Coaching Staff Deserves Blame, Tebow Shouldn't Have Been Put In Jeopardy

John NeumanCorrespondent ISeptember 27, 2009

LEXINGTON, KY - SEPTEMBER 26: Quarterback Tim Tebow #15 of the Florida Gators is tended to by head coach Urban Meyer (R) and staff after Tebow was sacked by Taylor Wyndham #94 of the Kentucky Wildcats during the third quarter of the game at Commonwealth Stadium on September 26, 2009 in Lexington, Kentucky. (Photo by Andy Lyons/Getty Images)

First off, I want to say that I am a huge Urban Meyer fan, and I have always been a huge supporter of everything that he does from the way that he carries himself, his competitive spirit, and the way he represents the University of Florida.  I was a fan of him getting hired before 2005 and I knew he would take UF to the promise land when some called his first contract ‘The Urban Meyer Project’, after the firing of Ron Zook, but I would not have been a fan any longer had Tim Tebow suffered a season, or even worse, a career ending injury on the hit he took from Kentucky’s Taylor Windham late in the third quarter on a mild evening under the lights at Commonwealth Stadium in Lexington.

Last night was one of Meyer’s low points as the head football coach of the Florida Gators.

First off, everyone knew many of the players on the team were extremely sick with the weeklong flu that had been going around Gainesville.  Some players were so ill that they had to fly a private charter over to Lexington at the last minute – including Tim Tebow.

When Tebow was suited up and walked into Commonwealth Stadium, just by looking at his face, he appeared to not look right and it was obvious he was very ill.

Some of the notable players who were also ill were Joe Haden, Major Wright, Riley Cooper, Jeffrey Demps, and the Pouncey twins, Michael & Maurkice, who were hurling on the field prior to the start of the game.

With that in mind, the two options you would think the coaching staff would be faced with would be whether or not to sit Tebow completely, and start John Brantley, or, play Tebow until the game was out of reach then sit him down.  The team did neither.
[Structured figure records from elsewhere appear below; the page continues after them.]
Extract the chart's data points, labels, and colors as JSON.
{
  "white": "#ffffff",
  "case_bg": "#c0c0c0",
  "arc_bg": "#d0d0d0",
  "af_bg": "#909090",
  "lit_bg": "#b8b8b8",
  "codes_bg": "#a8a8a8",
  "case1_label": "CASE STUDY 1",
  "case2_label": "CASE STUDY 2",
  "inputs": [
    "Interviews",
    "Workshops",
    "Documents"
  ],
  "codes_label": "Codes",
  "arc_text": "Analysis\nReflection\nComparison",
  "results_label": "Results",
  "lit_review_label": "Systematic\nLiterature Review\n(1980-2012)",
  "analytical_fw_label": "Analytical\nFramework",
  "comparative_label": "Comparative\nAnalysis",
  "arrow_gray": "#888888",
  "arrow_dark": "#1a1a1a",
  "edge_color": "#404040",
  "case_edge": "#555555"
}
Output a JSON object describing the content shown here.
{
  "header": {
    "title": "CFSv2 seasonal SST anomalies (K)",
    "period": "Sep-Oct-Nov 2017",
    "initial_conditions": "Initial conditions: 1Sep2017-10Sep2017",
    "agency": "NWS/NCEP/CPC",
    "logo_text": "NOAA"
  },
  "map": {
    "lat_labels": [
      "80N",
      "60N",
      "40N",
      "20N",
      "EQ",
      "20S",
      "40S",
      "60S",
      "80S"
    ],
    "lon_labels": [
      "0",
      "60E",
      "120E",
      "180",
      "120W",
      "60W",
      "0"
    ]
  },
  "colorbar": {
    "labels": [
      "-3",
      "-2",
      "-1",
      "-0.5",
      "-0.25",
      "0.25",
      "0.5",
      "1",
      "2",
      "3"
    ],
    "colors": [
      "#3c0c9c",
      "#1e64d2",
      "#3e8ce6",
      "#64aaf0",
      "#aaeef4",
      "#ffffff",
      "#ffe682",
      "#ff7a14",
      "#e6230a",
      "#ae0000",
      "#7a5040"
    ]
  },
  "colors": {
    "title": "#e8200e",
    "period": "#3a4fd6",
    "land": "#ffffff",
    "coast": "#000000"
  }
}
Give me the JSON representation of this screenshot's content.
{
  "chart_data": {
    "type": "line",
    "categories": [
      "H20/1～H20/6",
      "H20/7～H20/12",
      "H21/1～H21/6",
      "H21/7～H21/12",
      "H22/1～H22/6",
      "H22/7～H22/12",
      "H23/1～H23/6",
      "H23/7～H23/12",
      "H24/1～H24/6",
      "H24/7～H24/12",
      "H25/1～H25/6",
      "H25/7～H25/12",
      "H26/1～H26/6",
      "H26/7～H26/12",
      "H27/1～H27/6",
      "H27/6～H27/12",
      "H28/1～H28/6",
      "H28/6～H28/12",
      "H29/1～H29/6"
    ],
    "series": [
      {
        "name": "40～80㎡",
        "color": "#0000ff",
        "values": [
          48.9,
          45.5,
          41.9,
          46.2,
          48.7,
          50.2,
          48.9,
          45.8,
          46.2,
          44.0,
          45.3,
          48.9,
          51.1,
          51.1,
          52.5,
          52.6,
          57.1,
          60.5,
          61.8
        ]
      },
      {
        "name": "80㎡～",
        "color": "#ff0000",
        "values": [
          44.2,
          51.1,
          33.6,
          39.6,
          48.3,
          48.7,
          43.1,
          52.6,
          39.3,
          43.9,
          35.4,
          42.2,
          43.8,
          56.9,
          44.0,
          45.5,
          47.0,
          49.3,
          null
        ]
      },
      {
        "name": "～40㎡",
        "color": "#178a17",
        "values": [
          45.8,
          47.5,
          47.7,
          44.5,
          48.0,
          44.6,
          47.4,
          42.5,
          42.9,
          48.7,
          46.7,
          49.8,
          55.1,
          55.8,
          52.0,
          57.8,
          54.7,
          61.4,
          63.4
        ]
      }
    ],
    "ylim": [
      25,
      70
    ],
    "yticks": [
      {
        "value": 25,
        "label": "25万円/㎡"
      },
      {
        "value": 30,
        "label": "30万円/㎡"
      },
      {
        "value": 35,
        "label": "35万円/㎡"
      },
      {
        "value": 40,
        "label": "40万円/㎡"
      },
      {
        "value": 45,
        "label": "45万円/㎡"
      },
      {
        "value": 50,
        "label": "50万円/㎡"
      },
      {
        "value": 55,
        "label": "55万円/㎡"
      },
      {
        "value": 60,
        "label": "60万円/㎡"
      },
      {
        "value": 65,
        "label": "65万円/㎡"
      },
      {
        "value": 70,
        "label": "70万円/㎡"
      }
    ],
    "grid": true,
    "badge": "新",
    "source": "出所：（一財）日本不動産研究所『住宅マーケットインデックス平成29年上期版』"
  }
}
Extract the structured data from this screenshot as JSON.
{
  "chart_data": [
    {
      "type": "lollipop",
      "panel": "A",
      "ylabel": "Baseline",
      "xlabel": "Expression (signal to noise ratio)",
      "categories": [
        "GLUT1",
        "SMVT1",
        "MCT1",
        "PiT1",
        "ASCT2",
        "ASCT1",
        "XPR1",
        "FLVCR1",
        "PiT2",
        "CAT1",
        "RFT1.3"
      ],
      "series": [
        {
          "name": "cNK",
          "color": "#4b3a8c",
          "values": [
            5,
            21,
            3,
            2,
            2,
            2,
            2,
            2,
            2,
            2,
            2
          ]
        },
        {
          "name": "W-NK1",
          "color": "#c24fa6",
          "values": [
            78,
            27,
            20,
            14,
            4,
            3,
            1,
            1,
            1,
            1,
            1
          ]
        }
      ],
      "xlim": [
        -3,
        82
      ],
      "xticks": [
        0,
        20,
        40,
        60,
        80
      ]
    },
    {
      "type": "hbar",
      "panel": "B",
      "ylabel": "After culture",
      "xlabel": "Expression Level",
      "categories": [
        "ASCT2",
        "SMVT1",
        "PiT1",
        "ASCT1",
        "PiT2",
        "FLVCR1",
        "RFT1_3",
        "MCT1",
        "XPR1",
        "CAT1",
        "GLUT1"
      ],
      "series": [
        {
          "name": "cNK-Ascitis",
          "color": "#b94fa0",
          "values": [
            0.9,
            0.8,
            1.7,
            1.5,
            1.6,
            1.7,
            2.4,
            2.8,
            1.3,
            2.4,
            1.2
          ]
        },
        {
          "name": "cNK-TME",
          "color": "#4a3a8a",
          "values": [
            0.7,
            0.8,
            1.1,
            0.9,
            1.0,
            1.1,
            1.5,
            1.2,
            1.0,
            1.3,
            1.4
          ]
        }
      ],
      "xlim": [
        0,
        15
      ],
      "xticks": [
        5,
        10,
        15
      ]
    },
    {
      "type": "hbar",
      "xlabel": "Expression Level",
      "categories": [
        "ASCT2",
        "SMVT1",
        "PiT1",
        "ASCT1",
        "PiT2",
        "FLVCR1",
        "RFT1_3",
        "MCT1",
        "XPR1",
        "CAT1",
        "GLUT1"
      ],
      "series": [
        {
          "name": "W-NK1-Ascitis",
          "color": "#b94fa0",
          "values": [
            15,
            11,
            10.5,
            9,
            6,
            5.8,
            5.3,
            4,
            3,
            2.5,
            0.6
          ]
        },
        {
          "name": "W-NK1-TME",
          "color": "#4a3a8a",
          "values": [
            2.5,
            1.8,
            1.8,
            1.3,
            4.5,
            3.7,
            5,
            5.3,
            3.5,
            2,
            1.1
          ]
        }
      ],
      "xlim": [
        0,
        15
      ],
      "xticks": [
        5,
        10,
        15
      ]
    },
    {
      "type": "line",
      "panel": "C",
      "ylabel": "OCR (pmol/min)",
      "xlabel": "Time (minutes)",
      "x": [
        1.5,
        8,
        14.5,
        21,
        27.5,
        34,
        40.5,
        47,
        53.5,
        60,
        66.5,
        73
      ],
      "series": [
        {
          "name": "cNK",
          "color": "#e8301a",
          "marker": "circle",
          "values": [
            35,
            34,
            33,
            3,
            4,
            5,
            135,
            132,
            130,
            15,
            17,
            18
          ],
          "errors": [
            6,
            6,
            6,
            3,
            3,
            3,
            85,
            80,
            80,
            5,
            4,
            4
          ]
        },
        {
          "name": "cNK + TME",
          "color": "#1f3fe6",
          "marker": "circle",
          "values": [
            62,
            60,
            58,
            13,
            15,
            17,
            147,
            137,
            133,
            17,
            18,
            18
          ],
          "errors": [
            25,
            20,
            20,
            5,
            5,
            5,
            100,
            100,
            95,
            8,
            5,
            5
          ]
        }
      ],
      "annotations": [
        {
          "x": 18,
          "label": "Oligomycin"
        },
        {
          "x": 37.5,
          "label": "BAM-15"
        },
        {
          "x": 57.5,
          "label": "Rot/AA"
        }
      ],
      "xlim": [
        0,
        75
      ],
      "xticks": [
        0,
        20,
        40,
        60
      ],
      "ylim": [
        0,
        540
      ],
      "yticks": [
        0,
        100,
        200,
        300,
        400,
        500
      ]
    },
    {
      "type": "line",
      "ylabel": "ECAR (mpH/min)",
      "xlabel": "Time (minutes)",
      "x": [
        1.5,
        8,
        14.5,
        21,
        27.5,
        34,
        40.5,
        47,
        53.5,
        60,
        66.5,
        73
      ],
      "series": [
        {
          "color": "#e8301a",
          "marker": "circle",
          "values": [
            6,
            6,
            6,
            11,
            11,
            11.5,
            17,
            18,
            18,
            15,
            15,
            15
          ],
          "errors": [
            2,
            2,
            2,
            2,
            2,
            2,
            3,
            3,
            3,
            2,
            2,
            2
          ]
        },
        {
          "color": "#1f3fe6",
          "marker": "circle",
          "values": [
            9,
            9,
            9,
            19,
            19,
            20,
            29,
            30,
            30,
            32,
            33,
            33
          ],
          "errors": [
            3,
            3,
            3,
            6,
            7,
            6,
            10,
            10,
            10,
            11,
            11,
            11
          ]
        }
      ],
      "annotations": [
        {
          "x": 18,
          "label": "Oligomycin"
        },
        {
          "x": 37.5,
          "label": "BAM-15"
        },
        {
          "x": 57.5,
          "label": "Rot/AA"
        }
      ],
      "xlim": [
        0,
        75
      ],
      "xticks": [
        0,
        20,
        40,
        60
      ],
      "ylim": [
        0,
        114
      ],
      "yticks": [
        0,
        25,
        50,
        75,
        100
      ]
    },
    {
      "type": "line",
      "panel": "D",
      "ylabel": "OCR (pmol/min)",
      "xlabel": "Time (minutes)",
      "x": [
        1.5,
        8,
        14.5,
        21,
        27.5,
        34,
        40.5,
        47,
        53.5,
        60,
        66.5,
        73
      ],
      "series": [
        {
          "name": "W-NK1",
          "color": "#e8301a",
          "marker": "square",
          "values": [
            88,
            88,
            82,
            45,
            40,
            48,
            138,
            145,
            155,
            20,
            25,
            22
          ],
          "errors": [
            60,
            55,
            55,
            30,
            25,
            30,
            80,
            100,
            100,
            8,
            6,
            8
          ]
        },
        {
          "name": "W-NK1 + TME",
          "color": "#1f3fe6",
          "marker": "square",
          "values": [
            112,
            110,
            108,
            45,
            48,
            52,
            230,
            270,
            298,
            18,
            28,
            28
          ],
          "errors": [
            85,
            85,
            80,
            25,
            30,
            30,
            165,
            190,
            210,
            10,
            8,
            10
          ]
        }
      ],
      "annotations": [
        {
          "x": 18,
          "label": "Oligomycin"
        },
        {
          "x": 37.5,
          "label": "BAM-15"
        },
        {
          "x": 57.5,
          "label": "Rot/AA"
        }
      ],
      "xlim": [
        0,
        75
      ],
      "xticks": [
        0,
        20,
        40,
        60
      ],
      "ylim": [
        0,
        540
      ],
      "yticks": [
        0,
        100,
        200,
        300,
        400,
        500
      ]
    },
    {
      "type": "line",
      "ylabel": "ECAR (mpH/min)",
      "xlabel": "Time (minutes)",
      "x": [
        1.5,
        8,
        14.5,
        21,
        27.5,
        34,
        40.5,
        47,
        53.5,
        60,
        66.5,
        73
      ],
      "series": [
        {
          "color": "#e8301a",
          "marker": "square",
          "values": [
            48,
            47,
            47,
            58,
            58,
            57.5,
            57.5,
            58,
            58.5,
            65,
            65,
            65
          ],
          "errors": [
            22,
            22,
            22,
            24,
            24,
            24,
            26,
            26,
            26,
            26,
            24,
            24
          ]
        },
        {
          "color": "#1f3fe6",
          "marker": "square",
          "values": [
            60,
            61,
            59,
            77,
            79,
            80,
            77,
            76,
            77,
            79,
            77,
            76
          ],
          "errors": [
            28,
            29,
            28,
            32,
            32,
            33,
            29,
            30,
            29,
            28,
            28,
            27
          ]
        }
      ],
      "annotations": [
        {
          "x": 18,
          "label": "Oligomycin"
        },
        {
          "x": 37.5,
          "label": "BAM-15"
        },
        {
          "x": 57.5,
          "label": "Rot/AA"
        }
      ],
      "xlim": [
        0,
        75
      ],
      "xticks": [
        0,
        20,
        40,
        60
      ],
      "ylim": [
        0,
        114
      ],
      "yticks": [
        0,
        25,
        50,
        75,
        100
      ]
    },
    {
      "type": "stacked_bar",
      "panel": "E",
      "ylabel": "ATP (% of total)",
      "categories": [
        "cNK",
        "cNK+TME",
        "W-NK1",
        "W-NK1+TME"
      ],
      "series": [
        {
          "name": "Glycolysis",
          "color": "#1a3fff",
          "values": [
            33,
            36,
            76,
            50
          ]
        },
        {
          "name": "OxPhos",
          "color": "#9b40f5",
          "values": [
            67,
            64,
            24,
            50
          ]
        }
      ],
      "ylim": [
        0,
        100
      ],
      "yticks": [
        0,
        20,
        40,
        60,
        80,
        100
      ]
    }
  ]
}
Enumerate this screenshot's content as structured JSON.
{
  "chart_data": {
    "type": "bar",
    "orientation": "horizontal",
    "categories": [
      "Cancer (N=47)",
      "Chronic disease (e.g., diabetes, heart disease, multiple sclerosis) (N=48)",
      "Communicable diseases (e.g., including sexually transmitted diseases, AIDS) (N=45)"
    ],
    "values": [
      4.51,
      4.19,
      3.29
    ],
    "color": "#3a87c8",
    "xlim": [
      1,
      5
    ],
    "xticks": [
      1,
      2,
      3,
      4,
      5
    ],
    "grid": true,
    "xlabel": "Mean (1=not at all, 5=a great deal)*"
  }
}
Instead, the coaching staff decided to risk the entire season and made the selfish decision to put the best quarterback in the history of college football in harm’s way for a game that was all but over.

The Gators came out storming and put 31 points on the board in the first quarter.  The Kentucky fans were in complete disappointment and shock, and the Gator’s fight song and a section of UF fans and locals rooting on ‘the boys from old Florida’ was all that could be heard.  The game was over.

This was a game that Brantley could have completely managed and easily won with the talent of the defense and the running attack.

Instead, the team called multiple rushing plays with Tim Tebow, where he took hit after hit after hit.  Tebow rushed the ball 16 times – as many carries as some running backs get the entire game.  Tebow wasn’t just in harm’s way, he was lowering his shoulder and taking and dealing punishment.  How quickly the coaching staff already forgot the dangerous collision the previous week with Tennessee safety Eric Berry.  Except this time he was sick.

The game was out of reach in the second quarter.  As I was watching, I was thinking not if, but when is John Brantley going to enter this game.  And then Tebow came back out.  And the coaching staff continued to abuse him and call running plays.  Why not just hand off to Demps, Rainey, or Moody?

The law of averages caught up.  Except this time it was a passing situation.  Tebow dropped back and before he could even gather himself Kentucky defensive end Taylor Windham came on the blindside on an outside blitz and led with his helmet and buried him on the upper chest and his momentum carried him backwards where his neck contorted in an ugly manner and slammed into the back of offensive lineman Marcus Gilbert’s leg.  Superman was down and out.

I sat on the edge of my couch, like everyone else, wondering if he was going to be able to recover.  He’s Tim Tebow, he can’t get hurt, right?  Apparently the coaching staff thought the same thing when they made the reckless decision to keep him in the game.  ESPN went to a commercial and the whole time every college football fan’s heart was beating fast wondering if he was going to be okay.  Football aside, it was his life and future that was at stake – he wasn’t moving.

Then, when ESPN returned, he was assisted off the field and we saw some movement in the hands.  Everyone gasped.  He was eventually carted off after throwing up multiple times in a bag in one of the saddest scenes we’ve ever witnessed in college football.  Television showed the ambulance leaving the stadium with the heart and soul of the Florida Gators.

I fully understand it’s football, and it’s supposed to be a man’s game.  But this was a situation that was entirely avoidable.  It wasn’t like the Gators were playing Alabama, LSU, or even Tennessee.  They were playing one of the worst teams in the SEC, the Kentucky Wildcats, who are better known for what they do on the basketball court, not the football field.  In fact, Kentucky had not beat Florida in football since 1986.

Urban Meyer is one of the greatest coaches in college football today alongside Pete Carroll, Nick Saban, and Les Miles.  But he wasn’t great last night.